Development of an Inverted Optical Tweezers with Full Motional Control

Hamsa Sridhar, Kings Park High School, Kings Park, NY; Harold Metcalf and John Noe, Laser Teaching Center, Department of Physics and Astronomy, Stony Brook University


The purpose of this project was to construct a working inverted optical tweezers setup, to optimize the trap strength by maximizing the gradient force exerted on the particles, and to gauge the trapping efficiency by calculating the drag force exerted in all three dimensions when trapping and manipulating yeast cells in a fluid medium.

A 23mW red He-Ne laser was used. Plane mirrors reflected and steered the beam while spherical plano-convex lenses resized it. A 50x objective (NA = 0.85) focused the beam onto the stage of a Nikon inverted microscope, creating an optical trap for the cells, enclosed in a 100 micron-deep sample chamber. White illumination light passed through the chamber into a CCD camera, which was connected to a monitor for imaging.

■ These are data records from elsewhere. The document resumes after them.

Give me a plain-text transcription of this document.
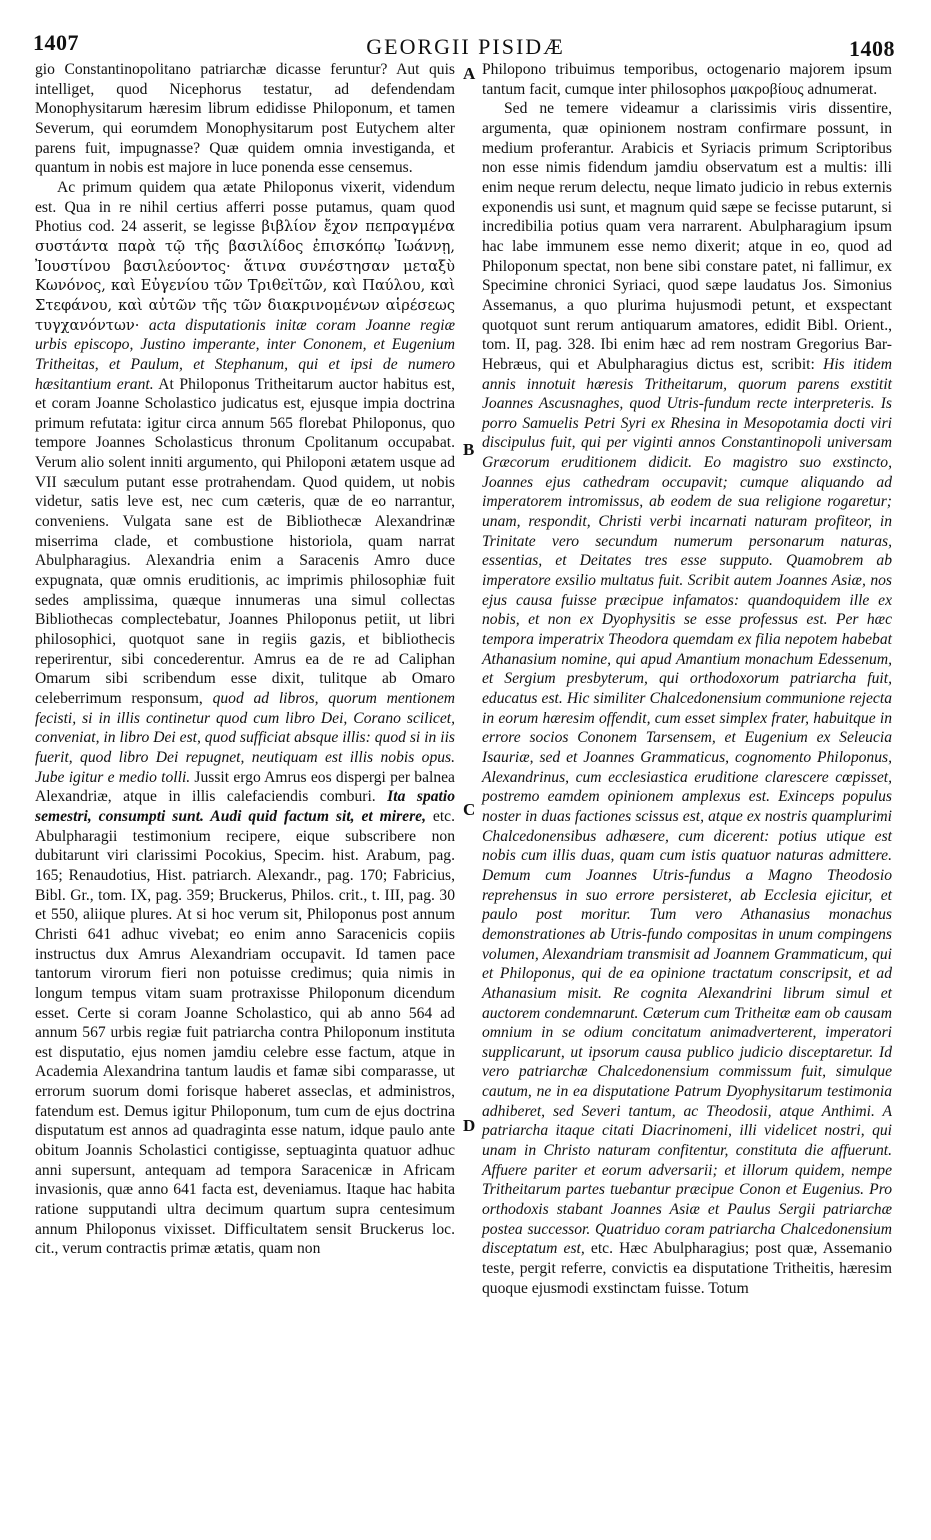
1407	GEORGII PISIDÆ	1408
A
B
C
D

gio Constantinopolitano patriarchæ dicasse feruntur? Aut quis intelliget, quod Nicephorus testatur, ad defendendam Monophysitarum hæresim librum edidisse Philoponum, et tamen Severum, qui eorumdem Monophysitarum post Eutychem alter parens fuit, impugnasse? Quæ quidem omnia investiganda, et quantum in nobis est majore in luce ponenda esse censemus.

Ac primum quidem qua ætate Philoponus vixerit, videndum est. Qua in re nihil certius afferri posse putamus, quam quod Photius cod. 24 asserit, se legisse βιβλίον ἔχον πεπραγμένα συστάντα παρὰ τῷ τῆς βασιλίδος ἐπισκόπῳ Ἰωάννῃ, Ἰουστίνου βασιλεύοντος· ἅτινα συνέστησαν μεταξὺ Κωνόνος, καὶ Εὐγενίου τῶν Τριθεϊτῶν, καὶ Παύλου, καὶ Στεφάνου, καὶ αὐτῶν τῆς τῶν διακρινομένων αἱρέσεως τυγχανόντων· acta disputationis initæ coram Joanne regiæ urbis episcopo, Justino imperante, inter Cononem, et Eugenium Tritheitas, et Paulum, et Stephanum, qui et ipsi de numero hæsitantium erant. At Philoponus Tritheitarum auctor habitus est, et coram Joanne Scholastico judicatus est, ejusque impia doctrina primum refutata: igitur circa annum 565 florebat Philoponus, quo tempore Joannes Scholasticus thronum Cpolitanum occupabat. Verum alio solent inniti argumento, qui Philoponi ætatem usque ad VII sæculum putant esse protrahendam. Quod quidem, ut nobis videtur, satis leve est, nec cum cæteris, quæ de eo narrantur, conveniens. Vulgata sane est de Bibliothecæ Alexandrinæ miserrima clade, et combustione historiola, quam narrat Abulpharagius. Alexandria enim a Saracenis Amro duce expugnata, quæ omnis eruditionis, ac imprimis philosophiæ fuit sedes amplissima, quæque innumeras una simul collectas Bibliothecas complectebatur, Joannes Philoponus petiit, ut libri philosophici, quotquot sane in regiis gazis, et bibliothecis reperirentur, sibi concederentur. Amrus ea de re ad Caliphan Omarum sibi scribendum esse dixit, tulitque ab Omaro celeberrimum responsum, quod ad libros, quorum mentionem fecisti, si in illis continetur quod cum libro Dei, Corano scilicet, conveniat, in libro Dei est, quod sufficiat absque illis: quod si in iis fuerit, quod libro Dei repugnet, neutiquam est illis nobis opus. Jube igitur e medio tolli. Jussit ergo Amrus eos dispergi per balnea Alexandriæ, atque in illis calefaciendis comburi. Ita spatio semestri, consumpti sunt. Audi quid factum sit, et mirere, etc. Abulpharagii testimonium recipere, eique subscribere non dubitarunt viri clarissimi Pocokius, Specim. hist. Arabum, pag. 165; Renaudotius, Hist. patriarch. Alexandr., pag. 170; Fabricius, Bibl. Gr., tom. IX, pag. 359; Bruckerus, Philos. crit., t. III, pag. 30 et 550, aliique plures. At si hoc verum sit, Philoponus post annum Christi 641 adhuc vivebat; eo enim anno Saracenicis copiis instructus dux Amrus Alexandriam occupavit. Id tamen pace tantorum virorum fieri non potuisse credimus; quia nimis in longum tempus vitam suam protraxisse Philoponum dicendum esset. Certe si coram Joanne Scholastico, qui ab anno 564 ad annum 567 urbis regiæ fuit patriarcha contra Philoponum instituta est disputatio, ejus nomen jamdiu celebre esse factum, atque in Academia Alexandrina tantum laudis et famæ sibi comparasse, ut errorum suorum domi forisque haberet asseclas, et administros, fatendum est. Demus igitur Philoponum, tum cum de ejus doctrina disputatum est annos ad quadraginta esse natum, idque paulo ante obitum Joannis Scholastici contigisse, septuaginta quatuor adhuc anni supersunt, antequam ad tempora Saracenicæ in Africam invasionis, quæ anno 641 facta est, deveniamus. Itaque hac habita ratione supputandi ultra decimum quartum supra centesimum annum Philoponus vixisset. Difficultatem sensit Bruckerus loc. cit., verum contractis primæ ætatis, quam non

Philopono tribuimus temporibus, octogenario majorem ipsum tantum facit, cumque inter philosophos μακροβίους adnumerat.

Sed ne temere videamur a clarissimis viris dissentire, argumenta, quæ opinionem nostram confirmare possunt, in medium proferantur. Arabicis et Syriacis primum Scriptoribus non esse nimis fidendum jamdiu observatum est a multis: illi enim neque rerum delectu, neque limato judicio in rebus externis exponendis usi sunt, et magnum quid sæpe se fecisse putarunt, si incredibilia potius quam vera narrarent. Abulpharagium ipsum hac labe immunem esse nemo dixerit; atque in eo, quod ad Philoponum spectat, non bene sibi constare patet, ni fallimur, ex Specimine chronici Syriaci, quod sæpe laudatus Jos. Simonius Assemanus, a quo plurima hujusmodi petunt, et exspectant quotquot sunt rerum antiquarum amatores, edidit Bibl. Orient., tom. II, pag. 328. Ibi enim hæc ad rem nostram Gregorius Bar-Hebræus, qui et Abulpharagius dictus est, scribit: His itidem annis innotuit hæresis Tritheitarum, quorum parens exstitit Joannes Ascusnaghes, quod Utris-fundum recte interpreteris. Is porro Samuelis Petri Syri ex Rhesina in Mesopotamia docti viri discipulus fuit, qui per viginti annos Constantinopoli universam Græcorum eruditionem didicit. Eo magistro suo exstincto, Joannes ejus cathedram occupavit; cumque aliquando ad imperatorem intromissus, ab eodem de sua religione rogaretur; unam, respondit, Christi verbi incarnati naturam profiteor, in Trinitate vero secundum numerum personarum naturas, essentias, et Deitates tres esse supputo. Quamobrem ab imperatore exsilio multatus fuit. Scribit autem Joannes Asiæ, nos ejus causa fuisse præcipue infamatos: quandoquidem ille ex nobis, et non ex Dyophysitis se esse professus est. Per hæc tempora imperatrix Theodora quemdam ex filia nepotem habebat Athanasium nomine, qui apud Amantium monachum Edessenum, et Sergium presbyterum, qui orthodoxorum patriarcha fuit, educatus est. Hic similiter Chalcedonensium communione rejecta in eorum hæresim offendit, cum esset simplex frater, habuitque in errore socios Cononem Tarsensem, et Eugenium ex Seleucia Isauriæ, sed et Joannes Grammaticus, cognomento Philoponus, Alexandrinus, cum ecclesiastica eruditione clarescere cœpisset, postremo eamdem opinionem amplexus est. Exinceps populus noster in duas factiones scissus est, atque ex nostris quamplurimi Chalcedonensibus adhæsere, cum dicerent: potius utique est nobis cum illis duas, quam cum istis quatuor naturas admittere. Demum cum Joannes Utris-fundus a Magno Theodosio reprehensus in suo errore persisteret, ab Ecclesia ejicitur, et paulo post moritur. Tum vero Athanasius monachus demonstrationes ab Utris-fundo compositas in unum compingens volumen, Alexandriam transmisit ad Joannem Grammaticum, qui et Philoponus, qui de ea opinione tractatum conscripsit, et ad Athanasium misit. Re cognita Alexandrini librum simul et auctorem condemnarunt. Cæterum cum Tritheitæ eam ob causam omnium in se odium concitatum animadverterent, imperatori supplicarunt, ut ipsorum causa publico judicio disceptaretur. Id vero patriarchæ Chalcedonensium commissum fuit, simulque cautum, ne in ea disputatione Patrum Dyophysitarum testimonia adhiberet, sed Severi tantum, ac Theodosii, atque Anthimi. A patriarcha itaque citati Diacrinomeni, illi videlicet nostri, qui unam in Christo naturam confitentur, constituta die affuerunt. Affuere pariter et eorum adversarii; et illorum quidem, nempe Tritheitarum partes tuebantur præcipue Conon et Eugenius. Pro orthodoxis stabant Joannes Asiæ et Paulus Sergii patriarchæ postea successor. Quatriduo coram patriarcha Chalcedonensium disceptatum est, etc. Hæc Abulpharagius; post quæ, Assemanio teste, pergit referre, convictis ea disputatione Tritheitis, hæresim quoque ejusmodi exstinctam fuisse. Totum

To achieve optimal trapping, the gradient force was maximized by optimizing the intensity of the rays that entered the objective at the steepest possible angles. The laser beam's intensity profile was measured, the width of the appropriate central component of the beam to enter the aperture of the objective was determined, and the beam was resized accordingly. Intensity losses were minimized through careful alignment procedures.

Yeast cells were successfully tweezed three- dimensionally. To measure the trap efficiency, the drag velocity in the xy-plane and the z-axis were calculated. To account for aberrations caused by refraction, an equation was created to model the distance the focus travels versus the distance the beam is steered for various angles of incidence. The drag force exerted was calculated.